The flowers are visited by busy small insects.







The flowers are characteristic for spurges, they look a bit strange.






In this enlargement you can see cyathiums, structures with glands. In Sun Spurge a cyathium looks like a small basket with four eggs sitting on its rim. In the middle of the eggs you can see a bunch of stamens with pollen. From each cyathium emerges a short stem with a kind of slightly flattened ball. This is the female 'flower', and it carries three styles. The big darker green ball below is a female 'flower' that is growing out into a fruit that contains ripening seeds.







Here a seed got stuck between two bracteoles. The pale spot on top of the seed is an elaiosome, a tasty appendix especially designed to attract ants. They are wild about it and they carry them with the attached seeds to their nest to feed their larvae. The seed is not eaten and germinates next year.




March 11, 2016

Cut-leaved Dead-nettle


Square stems are spreading on the soil in a corner of a vegetable garden or in a field. They carry small dented leaves with a purple tinge.

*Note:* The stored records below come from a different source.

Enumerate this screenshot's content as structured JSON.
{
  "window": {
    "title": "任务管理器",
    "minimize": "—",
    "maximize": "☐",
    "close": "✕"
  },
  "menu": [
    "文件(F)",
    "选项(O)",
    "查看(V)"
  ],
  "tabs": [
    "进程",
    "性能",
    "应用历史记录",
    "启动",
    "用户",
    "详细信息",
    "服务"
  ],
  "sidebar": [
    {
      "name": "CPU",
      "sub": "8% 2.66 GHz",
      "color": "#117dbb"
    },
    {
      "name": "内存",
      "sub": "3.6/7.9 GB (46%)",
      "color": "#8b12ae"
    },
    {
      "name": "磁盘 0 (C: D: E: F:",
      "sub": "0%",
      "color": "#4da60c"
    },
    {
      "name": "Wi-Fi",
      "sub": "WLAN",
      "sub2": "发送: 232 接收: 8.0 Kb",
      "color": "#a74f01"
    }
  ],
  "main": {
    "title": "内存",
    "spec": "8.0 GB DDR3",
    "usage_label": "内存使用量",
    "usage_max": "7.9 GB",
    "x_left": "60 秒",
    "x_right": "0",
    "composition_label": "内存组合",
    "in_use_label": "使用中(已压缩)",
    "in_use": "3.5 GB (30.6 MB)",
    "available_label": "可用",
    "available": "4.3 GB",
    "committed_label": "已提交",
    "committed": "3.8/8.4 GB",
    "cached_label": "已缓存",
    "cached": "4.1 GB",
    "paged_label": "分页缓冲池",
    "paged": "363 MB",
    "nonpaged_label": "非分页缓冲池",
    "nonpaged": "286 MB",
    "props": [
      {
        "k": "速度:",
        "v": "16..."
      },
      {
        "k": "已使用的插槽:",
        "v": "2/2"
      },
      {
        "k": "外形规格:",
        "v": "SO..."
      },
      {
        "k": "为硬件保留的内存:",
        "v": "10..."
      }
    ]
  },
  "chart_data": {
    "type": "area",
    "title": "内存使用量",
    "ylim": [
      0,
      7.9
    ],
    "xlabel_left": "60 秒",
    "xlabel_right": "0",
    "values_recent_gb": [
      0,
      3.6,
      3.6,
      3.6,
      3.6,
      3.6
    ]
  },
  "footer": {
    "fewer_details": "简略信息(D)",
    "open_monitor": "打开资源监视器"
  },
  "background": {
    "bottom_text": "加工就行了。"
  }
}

Cut-leaved Dead-nettle (Lamium hybridum) looks very much like its slightly bigger brother Red Dead-nettle, but the stems of this last one are more or less upright. Both spiecies grow in the same kind of environment. But, because one of them (the red) is much more common as the other one (the cut-leaved) there is a difference in their respective requirements. If not, both species would be common or one of them would disappear.









Hidden between the leaves there are tiny pink flowers.